Sid Banka sells notes; Brazil outlook cut creates volatility; risk appetite begins to recover

By Christine Van Dusen

Atlanta, July 28 – Slovenia’s Slovene Export and Development Bank (Sid Banka) sold notes on a choppy Tuesday that saw U.S. Treasury yields rally and risk appetite slowly improve ahead of a two-day Federal Reserve meeting.

Notes from Asia closed the day mostly unchanged amid a slightly better tone, a London-based trader said.

Selling pressure lessened, he said, and recent issues saw “decent squeezing.”

China Minmetals Corp.’s new 3½% five-year notes that priced at 99.501 to yield 3.61%, or Treasuries plus 195 basis points, traded at 251 bps on Tuesday.

The company’s other new tranche – 4¾% notes due 2025 that priced at 99.858 to yield 4.768%, or Treasuries plus 245 bps – moved to 205 bps bid, 200 bps offered.

Deutsche Bank, HSBC, JPMorgan, ICBC and Citigroup were the bookrunners for the Regulation S deal.

The curve for oil-related companies from China was quiet, but about 2 bps wider, he said.

Korea was mixed,” he said.

The recent issue of 3½% notes due 2020 that India’s Adani Ports and Special Economic Zone Ltd. sold at 99.524 to yield Treasuries plus 195 bps traded at 205 bps on Tuesday before moving to 200 bps, he said.

BofA Merrill Lynch, Barclays Capital, Citigroup and Emirates NBD Capital were the bookrunners for the Rule 144A and Regulation S deal.

“The rest of the sector was a couple basis points wider, with ongoing demand in the short end,” he said.

At the end of the day, the tone improved slightly, a trader said.

“Asian sovereigns are seeing support here, in the Indonesia and Philippines long end,” he said.

Brazil weakens

Bonds from Brazil started off on weak footing on Tuesday after Standard & Poor’s lowered its outlook for the country’s foreign-currency debt.

The rating agency revised its outlook to negative from stable and affirmed the country’s ratings. It said there is increased possibility of downside for the country because of execution risk in the policy changes under way.

The picture for the country’s bond prices improved at midday, a New York-based trader said. The sovereign’s 2025s and 2045s were outperformers while some dollar-denominated bonds on the long end were under pressure.

Five-year credit default swaps spreads for Brazil closed Tuesday at 292 bps from 300 bps, while Mexico’s finished the day at 137 bps from 143.50 bps.

Brazil-based Petroleo Brasileiro SA’s notes have widened as much as 40 bps since Thursday, he said.

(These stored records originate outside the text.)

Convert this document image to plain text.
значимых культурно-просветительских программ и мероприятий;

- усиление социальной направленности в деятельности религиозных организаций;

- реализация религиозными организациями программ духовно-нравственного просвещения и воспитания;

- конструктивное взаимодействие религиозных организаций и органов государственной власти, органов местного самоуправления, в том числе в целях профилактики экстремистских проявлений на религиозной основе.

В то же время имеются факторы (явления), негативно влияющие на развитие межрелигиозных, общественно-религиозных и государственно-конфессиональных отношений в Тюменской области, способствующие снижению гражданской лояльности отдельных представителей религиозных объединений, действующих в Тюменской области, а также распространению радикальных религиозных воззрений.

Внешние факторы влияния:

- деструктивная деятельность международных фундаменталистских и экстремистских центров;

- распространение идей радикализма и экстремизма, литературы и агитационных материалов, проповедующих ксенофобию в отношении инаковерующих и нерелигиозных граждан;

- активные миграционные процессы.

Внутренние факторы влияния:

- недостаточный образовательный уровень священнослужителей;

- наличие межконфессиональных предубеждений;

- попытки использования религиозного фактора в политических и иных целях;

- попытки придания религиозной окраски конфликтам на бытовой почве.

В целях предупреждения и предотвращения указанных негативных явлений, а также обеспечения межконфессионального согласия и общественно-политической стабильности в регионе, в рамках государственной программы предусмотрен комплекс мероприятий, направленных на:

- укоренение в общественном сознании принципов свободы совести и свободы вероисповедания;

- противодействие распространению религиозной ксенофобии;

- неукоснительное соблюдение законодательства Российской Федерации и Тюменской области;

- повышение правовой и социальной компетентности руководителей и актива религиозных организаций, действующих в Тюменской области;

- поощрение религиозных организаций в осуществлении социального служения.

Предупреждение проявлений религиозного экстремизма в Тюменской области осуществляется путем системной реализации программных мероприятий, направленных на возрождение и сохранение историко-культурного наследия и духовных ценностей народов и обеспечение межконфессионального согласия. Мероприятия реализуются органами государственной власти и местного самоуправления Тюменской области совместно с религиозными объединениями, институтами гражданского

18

Corporates from Brazil, which “took a hard leg down yesterday,” ticked a little bit higher on Tuesday, he said.

Lat-Am in focus

Trading of notes from Mexico was quiet, with very poor liquidity. Only the 2017s traded well, the New York trader said.

Among corporates from Mexico, Petroleos Mexicanos SAB de CV saw its 2020s and 2026 catch a decent bid, he said.

And Latin America-focused Pacific Rubiales Energy Corp., which dropped 3 points on Monday after a downgrade from Fitch Ratings, moved a little bit lower on Tuesday amid thin volumes.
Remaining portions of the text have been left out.